Y regresó a su asiento y al tabaco maltrecho con que lidiaba esa tarde. Era una breva triste y oscura, de ceniza renegrida y olor penetrante y ácido. Fumó dos veces, como si tomara una medicina amarga pero necesaria, y dijo:

– Acá Contreras y Cicerón me estaban informando de las otras conexiones del caso. El tal Pupy cantó tanto que por poco hay que darle golpes para que se calle. Subimos por él y llegamos hasta tres funcionarios de embajadas extranjeras, pasando por dos tipos de Cubalse, tres del INTUR, dos taxistas y no sé cuántos jineteros.

– Ocho para empezar -acotó Contreras y sonrió.

– Y lo de la marihuana es como una mecha que se sigue quemando y vamos a ver adonde llega.
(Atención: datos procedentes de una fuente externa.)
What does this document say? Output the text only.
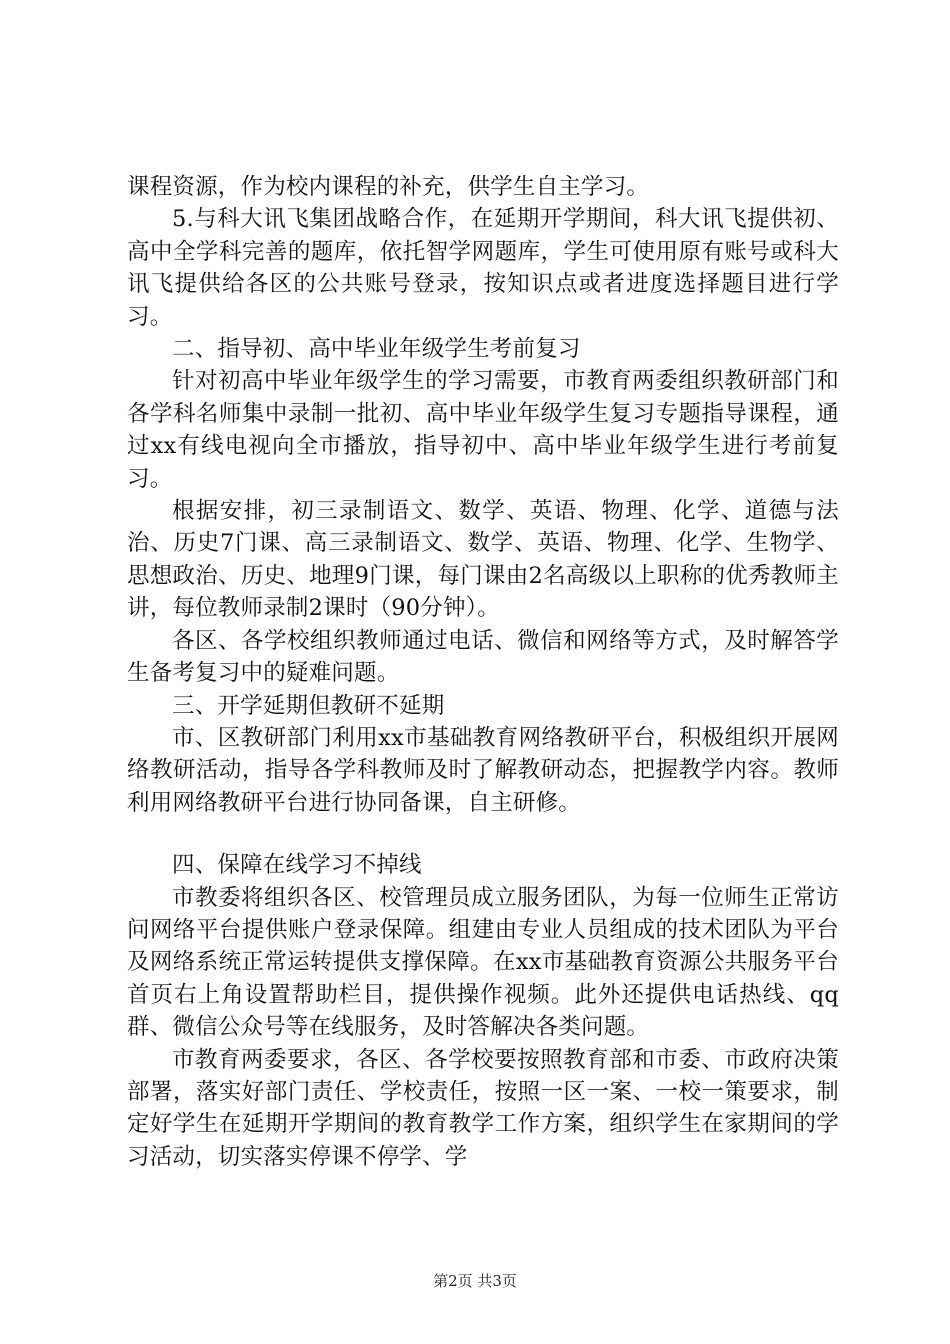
课程资源，作为校内课程的补充，供学生自主学习。

5.与科大讯飞集团战略合作，在延期开学期间，科大讯飞提供初、高中全学科完善的题库，依托智学网题库，学生可使用原有账号或科大讯飞提供给各区的公共账号登录，按知识点或者进度选择题目进行学习。

二、指导初、高中毕业年级学生考前复习

针对初高中毕业年级学生的学习需要，市教育两委组织教研部门和各学科名师集中录制一批初、高中毕业年级学生复习专题指导课程，通过xx有线电视向全市播放，指导初中、高中毕业年级学生进行考前复习。

根据安排，初三录制语文、数学、英语、物理、化学、道德与法治、历史7门课、高三录制语文、数学、英语、物理、化学、生物学、思想政治、历史、地理9门课，每门课由2名高级以上职称的优秀教师主讲，每位教师录制2课时（90分钟）。

各区、各学校组织教师通过电话、微信和网络等方式，及时解答学生备考复习中的疑难问题。

三、开学延期但教研不延期

市、区教研部门利用xx市基础教育网络教研平台，积极组织开展网络教研活动，指导各学科教师及时了解教研动态，把握教学内容。教师利用网络教研平台进行协同备课，自主研修。

四、保障在线学习不掉线

市教委将组织各区、校管理员成立服务团队，为每一位师生正常访问网络平台提供账户登录保障。组建由专业人员组成的技术团队为平台及网络系统正常运转提供支撑保障。在xx市基础教育资源公共服务平台首页右上角设置帮助栏目，提供操作视频。此外还提供电话热线、qq群、微信公众号等在线服务，及时答解决各类问题。

市教育两委要求，各区、各学校要按照教育部和市委、市政府决策部署，落实好部门责任、学校责任，按照一区一案、一校一策要求，制定好学生在延期开学期间的教育教学工作方案，组织学生在家期间的学习活动，切实落实停课不停学、学

第2页 共3页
El guajiro del Escambray es una escenografía que parece de película: le traían la droga para que la vendiera como suya a varios puntos como Lando. Ya tenemos a tres más. Y vamos a encontrar al hombre de Trinidad que se la llevaba al guajiro, y vamos a seguir, hasta que explote la bomba, porque hay que saber de dónde salió esa marihuana y cómo entró en Cuba, porque esta vez no me trago el cuento de que se la encontraron en la costa. Hasta que explote la bomba…

– Y haya lluvia de mierda -dijo el Conde, en voz muy baja.

– ¿Qué dijiste? -preguntó el mayor.

– Nada, Viejo.

– Pero ¿qué dijiste que no te oí?

– Que va a haber lluvia de mierda. No sólo en el Pre de La Víbora.

– Lluvia de mierda, sí -admitió el mayor y trató en vano de sacar humo al renegrido tabaco-. Y ya yo me estoy mojando -dijo, con cara de asco, mostrando el falso habano a su público. Se puso de pie, avanzó hasta la ventana y lanzó el tabaco a la calle, como si lo odiara. Claro que lo odiaba. Cuando el mayor dio la espalda al grupo, Cicerón miró al Conde y le sonrió: levantó su brazo derecho y sus dedos formaban la V de la victoria.

El mayor regresó al buró y apoyó los nudillos en la madera. El Conde se preparó para el discurso.

– Aunque me cueste decirlo, Conde, tengo que felicitarte. Tú fuiste el que desataste esta cagazón de Pupy y de Lando y ya resolviste lo del Pre. Lo del tráfico de divisas y la compra en las diplotiendas va a seguir tumbando gentes, y lo de la marihuana centroamericana va a llegar hasta las nubes, estoy seguro, porque esto no parece una operación cualquiera. Y por todo eso yo te felicito, pero mañana, después que me entregues el informe, te vas para tu casa y te pones cómodo, con pijama y todo, y no vuelvas a aparecer por aquí hasta que te llame la comisión disciplinaria.

– Pero, Rangel… -trató de intervenir Contreras y la voz del Viejo lo interrumpió.

– Contreras, lo que tú opines se lo vas a decir a la Comisión. A mí no me importa. El Conde hizo algo bien hecho y lo felicité y lo voy a escribir en su expediente. Además, para eso le pagan. Pero metió la pata y se jodió. Eso es así de claro. Pueden irse los tres. Mañana a las nueve, Conde -dijo y lentamente se dejó caer en su butaca. Oprimió el botón blanco de su intercomunicador y pidió-: Maruchi, tráeme un vaso de agua y una aspirina.

El Conde, Contreras y Cicerón salieron al vestíbulo y el teniente, en voz baja, le dijo a la secretaria:

– Dale una duralgina. No la pidió porque yo estaba delante -y siguió.

– Manolo, quiero pedirte un favor.

– Me encanta que me pidas favores, Conde.

– Por eso te complazco: prepara tú el informe para entregárselo mañana al Viejo. Quiero irme de aquí -dijo, y abrió las manos para abarcar el espacio que lo agredía. El cubículo, más que nunca, le parecía una estrecha y caliente incubadora en la que irremediablemente su cascara iba a reventar. La sensación de estar al final de algo y la perspectiva de tener que enfrentarse al proceso que le anunciaba el mayor Rangel lo dejaban en un limbo inasible en el que todo acto escapaba de su potestad. Recogió los últimos papeles que aún estaban sobre el buró y los metió dentro de un file.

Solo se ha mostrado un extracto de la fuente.